Standing in the back of the room, 22-year-old classmate Layone McNeill watches the image of Kurz flicker on the television screen.

"Do you believe it?" she says, shaking her head. "She taught me how to use the computer."

Ann Kurz is relaxing in her dorm room. A hair dryer is lying on the desk. There are clothes strewn about, posters on the wall. One of them says, "Ambition Knows No Bounds."

There's another sign: "To All Attendants: Do Not Forget to Plug in the Wheelchair at Night." And another: "To Err is Human. To Really ---- Things Up Requires a Computer."

Ann Kurz laughs. Then she hands over a notebook in which she has been writing poems. Most of her poems and drawings she keeps at home in Rochester. "They're a secret part of me," she says shyly.

Ever since she can remember, Ann Kurz has wanted to get married and have children. She doesn't know if that will happen. She would marry a man with cerebral palsy, "if I loved him."

In her freshman year, Kurz wrote a paper for her sociology class. It was titled "Reactions Towards Me."

Kurz has classified people who come into contact with her. "The first category consists of people who stare at me as if I were some creature from outer space. For example, on my first day of my freshman year in high school, I was pushed into a class and everyone in the room became so silent that you could hear a pin drop a mile away. Then they let their mouths drop open and stared."

The next category is the "babyers . . . They pat my head or pinch my cheeks and say, 'Aren't you cute?' " The next is are "the listeners," people "who pretend to understand me. One example is my telling a nurse in a hospital that I had to go to the bathroom and her saying, 'Oh, that's nice,' and then walking away."

Others want to help her constantly, still others are "precautionists . . . terrified of either hurting me or of letting me get hurt. The 'avoiders' don't want to have anything to do with me. They are afraid of me; they don't want to face the fact that there are people who have handicaps. When these people see me coming down the hall, they either go into the nearest room and wait until I've passed, or they take another route . . ."

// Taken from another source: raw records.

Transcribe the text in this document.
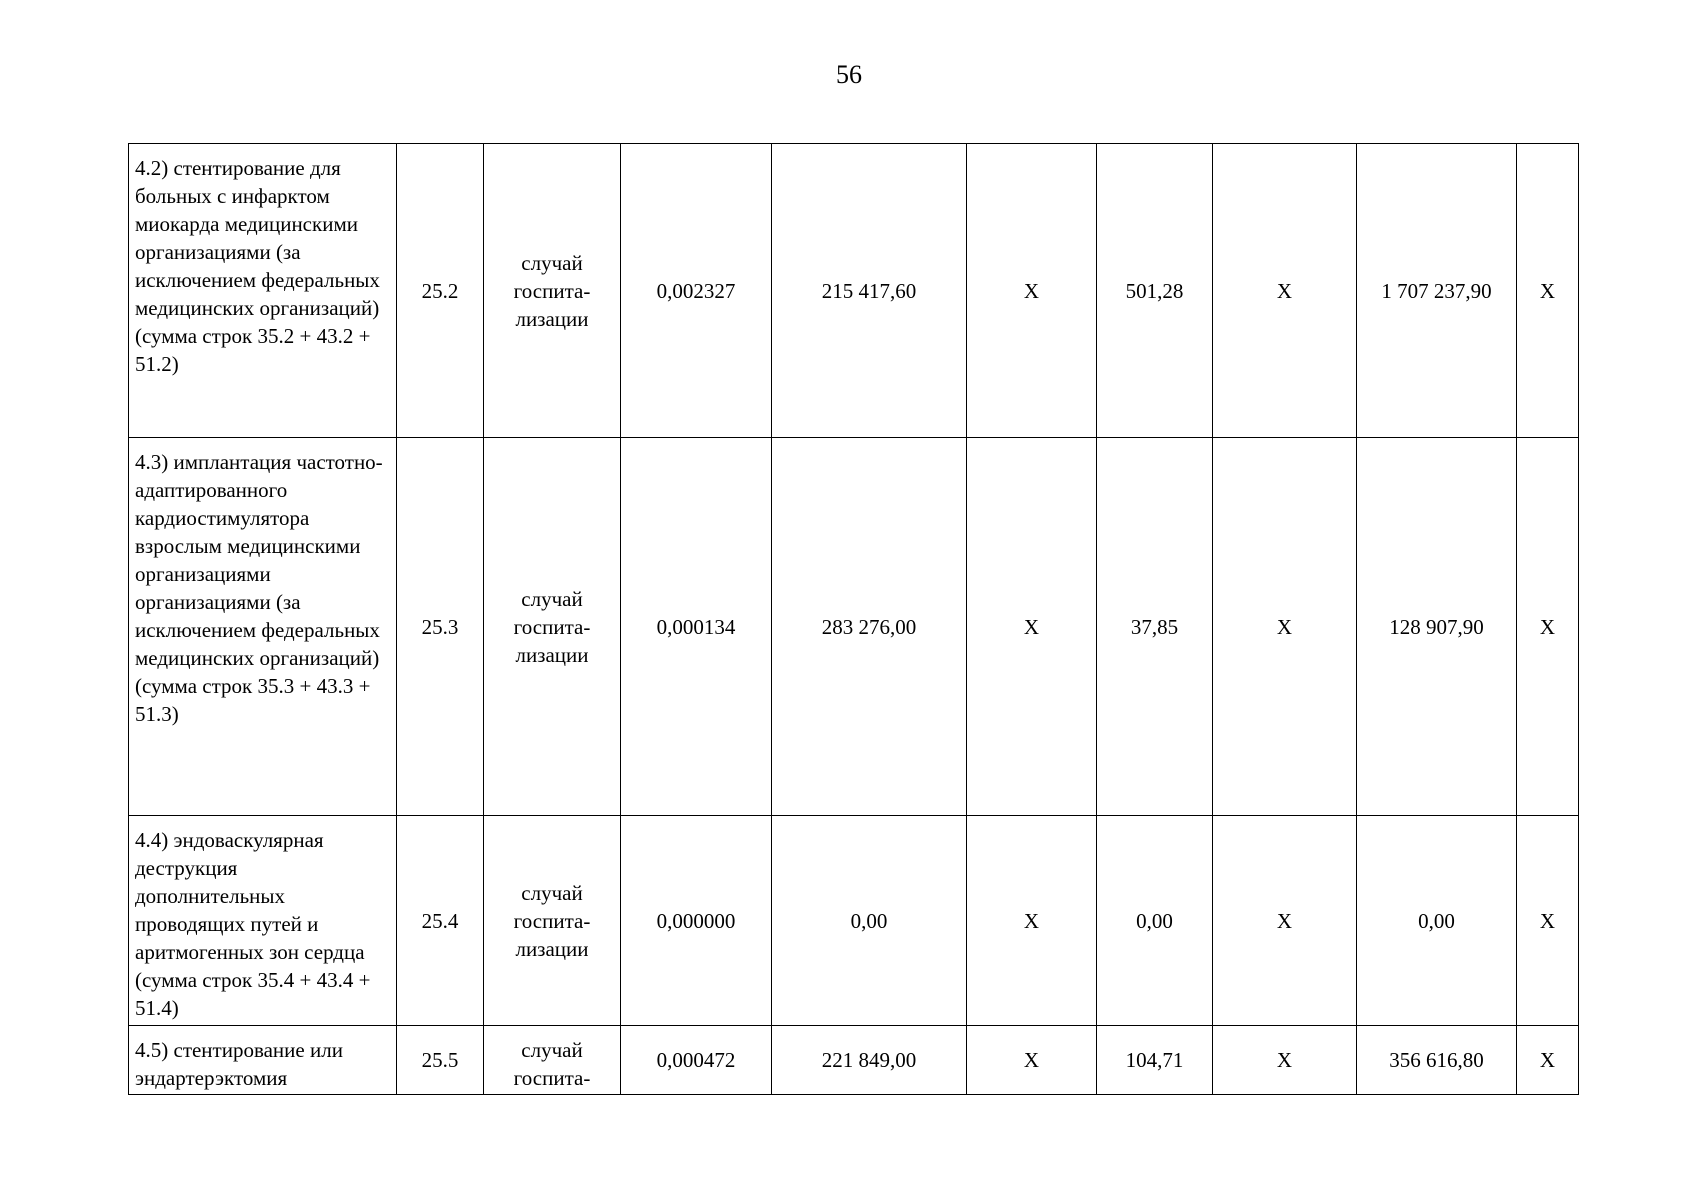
56
4.2) стентирование для больных с инфарктом миокарда медицинскими организациями (за исключением федеральных медицинских организаций) (сумма строк 35.2 + 43.2 + 51.2)	25.2	случай
госпита-
лизации	0,002327	215 417,60	X	501,28	X	1 707 237,90	X
4.3) имплантация частотно-адаптированного кардиостимулятора взрослым медицинскими организациями организациями (за исключением федеральных медицинских организаций) (сумма строк 35.3 + 43.3 + 51.3)	25.3	случай
госпита-
лизации	0,000134	283 276,00	X	37,85	X	128 907,90	X
4.4) эндоваскулярная деструкция дополнительных проводящих путей и аритмогенных зон сердца (сумма строк 35.4 + 43.4 + 51.4)	25.4	случай
госпита-
лизации	0,000000	0,00	X	0,00	X	0,00	X
4.5) стентирование или эндартерэктомия	25.5	случай
госпита-	0,000472	221 849,00	X	104,71	X	356 616,80	X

In the final category are those who treat Kurz as a "normal person. They accept me for who I am; they accept my handicap, but they don't put my handicap before my feelings."

Probably the most frustrating experience for Kurz, says her adviser, Anna Lynch, was the fact that she was the first handicapped student on campus. Trinity was not prepared, mentally or physically, for the challenge.

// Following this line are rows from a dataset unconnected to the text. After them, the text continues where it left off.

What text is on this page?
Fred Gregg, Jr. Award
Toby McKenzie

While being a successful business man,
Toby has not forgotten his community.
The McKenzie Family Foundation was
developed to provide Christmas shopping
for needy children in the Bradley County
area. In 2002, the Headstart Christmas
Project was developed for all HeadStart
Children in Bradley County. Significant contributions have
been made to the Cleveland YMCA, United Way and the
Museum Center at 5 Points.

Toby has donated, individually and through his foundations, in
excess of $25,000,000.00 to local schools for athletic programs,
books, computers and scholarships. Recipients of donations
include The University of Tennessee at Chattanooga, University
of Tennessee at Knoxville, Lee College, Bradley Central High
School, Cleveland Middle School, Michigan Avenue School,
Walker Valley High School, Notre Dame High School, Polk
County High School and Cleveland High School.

"I had to do some education of my colleagues, who said, 'Look, we're getting overburdened. Older women, younger women, ethnic groups. Are we now going to get severely handicapped students?' At first we tried to match Ann with faculty who would be receptive. After that, everybody knew her and accepted her."

Lynch said some of the teachers gave Kurz more time to finish exams, but that, generally, she was given no special consideration. To record classroom notes, Kurz would hand a classmate (one she felt was the best notetaker) a piece of carbon paper so she could have a copy.

Anna Lynch is very optimistic about Kurz's future, although she says, "The parents have made clear there's no money for graduate school."

Ann Kurz is the oldest of five children. Three of them are in college. Kay Kurz, Ann's mother, says they will have to wait and see about graduate school. In the meantime, Ann will go home for the summer. "She's going to be bored here, I know, " Kay Kurz says.

Says Tom Finch, "The future is an uphill climb for Ann. There's no question about that. But from her perspective, there's nothing she can't do."